Getting Started with Localstack: Overview, Setup, and Practical Usage Guide

In this tutorial, we will explore what LocalStack is, its benefits, and why it is essential for cloud development. Additionally, I will provide a step-by-step guide on installing LocalStack using Docker, and demonstrate how to use Terraform to provision mock AWS services with LocalStack, where we will be doing a demonstration how to provision a Kinesis Stream, Lambda Function and DynamoDB table.

We will do a PutRecord to our Kinesis Stream and our Lambda Function will consume the item from the stream, base64 decode the value and then do a PutItem to DynamoDB.

Overview

LocalStack is an open-source tool that provides a fully functional local AWS cloud stack. It allows developers to emulate AWS services on their local machines, making it easier to develop and test cloud applications without needing access to live AWS resources.
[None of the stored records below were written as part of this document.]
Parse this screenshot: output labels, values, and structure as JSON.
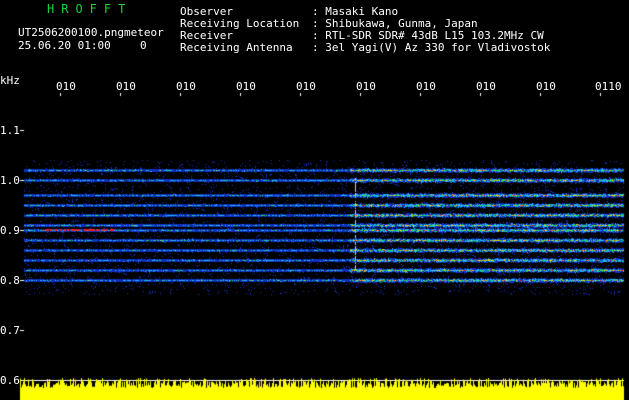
{
  "header": {
    "logo_text": "HROFFT",
    "filename": "UT2506200100.png",
    "meteor_label": "meteor",
    "datetime": "25.06.20 01:00",
    "meteor_count": "0",
    "observer_label": "Observer",
    "observer_value": ": Masaki Kano",
    "location_label": "Receiving Location",
    "location_value": ": Shibukawa, Gunma, Japan",
    "receiver_label": "Receiver",
    "receiver_value": ": RTL-SDR SDR# 43dB L15 103.2MHz CW",
    "antenna_label": "Receiving Antenna",
    "antenna_value": ": 3el Yagi(V) Az 330 for Vladivostok"
  },
  "axis": {
    "y_unit": "kHz",
    "y_ticks": [
      "1.1",
      "1.0",
      "0.9",
      "0.8",
      "0.7",
      "0.6"
    ],
    "x_ticks": [
      "010",
      "010",
      "010",
      "010",
      "010",
      "010",
      "010",
      "010",
      "010",
      "0110"
    ]
  },
  "colors": {
    "background": "#000000",
    "text": "#ffffff",
    "logo": "#19d23a",
    "level_bar": "#ffff00",
    "noise_blue": "#1030d0",
    "signal_red": "#ff2020"
  },
  "bands_khz": [
    1.02,
    1.0,
    0.97,
    0.95,
    0.93,
    0.91,
    0.9,
    0.88,
    0.86,
    0.84,
    0.82,
    0.8
  ]
}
By simulating the behavior of AWS services, LocalStack provides a fast, cost-effective, and secure environment for cloud development and testing.

Description

LocalStack offers a comprehensive suite of tools and features that replicate the most commonly used AWS services, including S3, DynamoDB, Lambda, SQS, SNS, and more. It is designed to integrate seamlessly with existing development workflows, supporting various CI/CD tools and environments. With LocalStack, developers can run their cloud applications locally, perform automated tests, and ensure their code works as expected before deploying to a live AWS environment.

Why You Would Need It

Cost Efficiency: Developing and testing directly on AWS can incur significant costs, especially when working with multiple services or running complex tests. LocalStack eliminates these costs by providing a free, local alternative.
Faster Development Cycles: By running AWS services locally, developers can achieve faster iteration cycles. There is no need to wait for cloud deployments or deal with network latency, which speeds up the development process.
Enhanced Testing Capabilities: LocalStack enables comprehensive testing of AWS-dependent applications in a controlled environment. This includes unit tests, integration tests, and end-to-end tests, all performed locally.
Offline Development: Developers can work on their cloud applications even without an internet connection, ensuring productivity regardless of connectivity issues.
Consistency and Reliability: LocalStack ensures that applications behave consistently in both local and cloud environments. This helps catch bugs and issues early in the development process, reducing the likelihood of problems in production.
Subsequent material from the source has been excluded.